Ok, por certo leem-se muitos outros bons autores com a mesma temática urbana, algo noir, à la Rubem Fonseca ou Dalton Trevisan. Mas aqui é diferente: o autor não vai ostensivamente atrás de princípios originais de construção (estes, de tão repetidos hoje, deixam de ser originais). E essa estratégia de narrar, trazendo ao leitor certo susto e anticlímax, parece, afinal, voltar às origens do bom efeito de contar uma história para “ao menos” mostrar a vida.
Começa assim o primeiro conto de Os vivos e os mortos, Ulisses — a Odisseia (ou: Como a literatura salvou minha vida):
Eu não falei nada, não gritei assalto, não mandei calar a boca, eu só entrei e sem falar nada já fui matando a velha. Eu achei que ia ser fácil, que a velha de tão velha não ia nem achar ruim porque ela já tava mesmo perto de morrer, mas não, ela cravou as unhas nas minhas mãos enquanto eu apertava o pescoço dela, nem sei de onde saiu tanta força, ela me unhou como se fosse a última coisa que ela fazia na vida, e era mesmo a última coisa que ela fazia na vida, as unhas dela me tirando sangue, e no dia seguinte até deu pus.
Ao resenhista não cabe melhorar o texto com interpretações, e estou sempre atenta a essa verdade. Mas aqui, veja-se, o autor consegue efeitos estéticos e ideológicos vibrantes — e isso, repito, sem experiências formais mirabolantes, além da eficiente pontuação do monólogo interior. E quando o protagonista diz: “Tem cabimento tanta luta por um restinho só de vida?”, o mergulho do leitor é quase vertiginoso: lá está a iniquidade do crime, a reflexão perversa sobre a (inútil) longevidade e a autoabsolvição — com virtual eventual conivência da sociedade, à qual ele dirige a interrogação.
Quase todos os contos desta obra (como os do livro anterior) vão tirando o fôlego na frase curta, fria, direta, quase oral, perturbadora. Neste conto, Ulisses, o assaltante, mata a velha; ciente do pouco custo-benefício, leva da casa apenas uma medalhinha do Divino do pescoço e um livro em cuja capa viu escrito o seu próprio nome, Ulisses (seria o Ulisses do Joyce?); aliás, nome que odeia: “u-lixo” o chamavam na gangue. O narrador insiste nos mecanismos da autoindulgência do criminoso: “Eu achei que tava fazendo um favor, adiantando o descanso dela (…) ela querendo gritar e procurando ar onde já não tinha”.

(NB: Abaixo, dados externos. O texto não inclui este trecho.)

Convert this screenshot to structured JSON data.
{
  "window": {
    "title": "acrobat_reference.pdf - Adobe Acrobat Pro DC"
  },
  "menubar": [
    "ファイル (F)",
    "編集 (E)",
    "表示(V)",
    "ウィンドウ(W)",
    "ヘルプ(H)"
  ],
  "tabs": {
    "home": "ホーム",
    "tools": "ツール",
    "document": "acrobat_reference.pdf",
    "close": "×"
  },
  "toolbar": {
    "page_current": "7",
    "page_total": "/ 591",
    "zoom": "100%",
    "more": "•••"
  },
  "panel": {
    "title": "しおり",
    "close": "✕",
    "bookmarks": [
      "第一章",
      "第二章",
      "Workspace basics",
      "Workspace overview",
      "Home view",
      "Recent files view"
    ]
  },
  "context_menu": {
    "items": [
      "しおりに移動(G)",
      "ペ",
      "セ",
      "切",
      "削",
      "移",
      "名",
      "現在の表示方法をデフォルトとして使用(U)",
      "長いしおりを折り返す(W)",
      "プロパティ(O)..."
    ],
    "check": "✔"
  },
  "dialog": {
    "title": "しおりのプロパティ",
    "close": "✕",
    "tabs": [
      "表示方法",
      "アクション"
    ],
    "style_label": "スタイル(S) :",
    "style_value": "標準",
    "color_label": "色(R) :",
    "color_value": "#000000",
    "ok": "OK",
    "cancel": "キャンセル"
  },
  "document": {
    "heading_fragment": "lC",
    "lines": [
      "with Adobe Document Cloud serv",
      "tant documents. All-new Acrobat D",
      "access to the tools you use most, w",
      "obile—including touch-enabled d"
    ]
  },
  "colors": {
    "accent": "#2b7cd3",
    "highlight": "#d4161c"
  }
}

Logo depois, em confronto com a polícia, acaba sendo salvo pelo grosso volume, que dentro da mochila — ironia — deteve os tiros que levou ao fugir. À virgulação enfática, Rezende amplia os efeitos, acrescentando repetições estéticas do gerúndio, a fim de aproveitar a elasticidade em processo, o que traz mais força ao relato.
A vida é lamaçal
Para a maioria dos personagens de Rezende, a vida urbana é abjeta, e neste e em outros contos, se apoia na metáfora do lodo, profundezas, esgoto. Ulisses diz: “Eu fui é me afundando cada vez mais no lodo da cidade grande, eu seguia a correnteza do esgoto… eu não sabia onde o esgoto ia me levar”.
Tal imagem é clichê como metáfora de submundo? Sim, seria, caso Rezende não optasse por associá-la ao indulto dos criminosos ou à resignação das vítimas. No conto de Ulisses, salvo pela “espessura” da Odisseia, o moleque também troca a medalhinha por um revólver. E “nem que seja à bala” vai ser um homem de bem.
Em outro conto, A donzela e o dragão, depois de (como num rito de passagem) ser violentado pelo tio, o narrador, resignado, registra:
(…) e com o odor que hoje no futuro reconheço como o dos machos no cio, meu tio se ajoelha diante de mim (…) e me toma (…) e suga os restos de minha infância, e quando eu acabo (…) e sem fôlego tento voltar à superfície, ele me olha das profundezas e anuncia com a voz modulada pelas gotas de gosma quente grudadas no bigode à la clark gable (…) Agora você é um homem.
O ponto de vista
A primeira pessoa é o foco narrativo preferido de Rezende, talvez sua maior destreza ficcional. Porque — e isso não é comum nem fácil — suas representações dos vários narradores-protagonistas são radicalmente distantes do biográfico ou da carga ideológica do autor. Ao contrário: neste conjunto, o autor desenvolve acuradamente uma têmpera e um tom particular para cada narrador.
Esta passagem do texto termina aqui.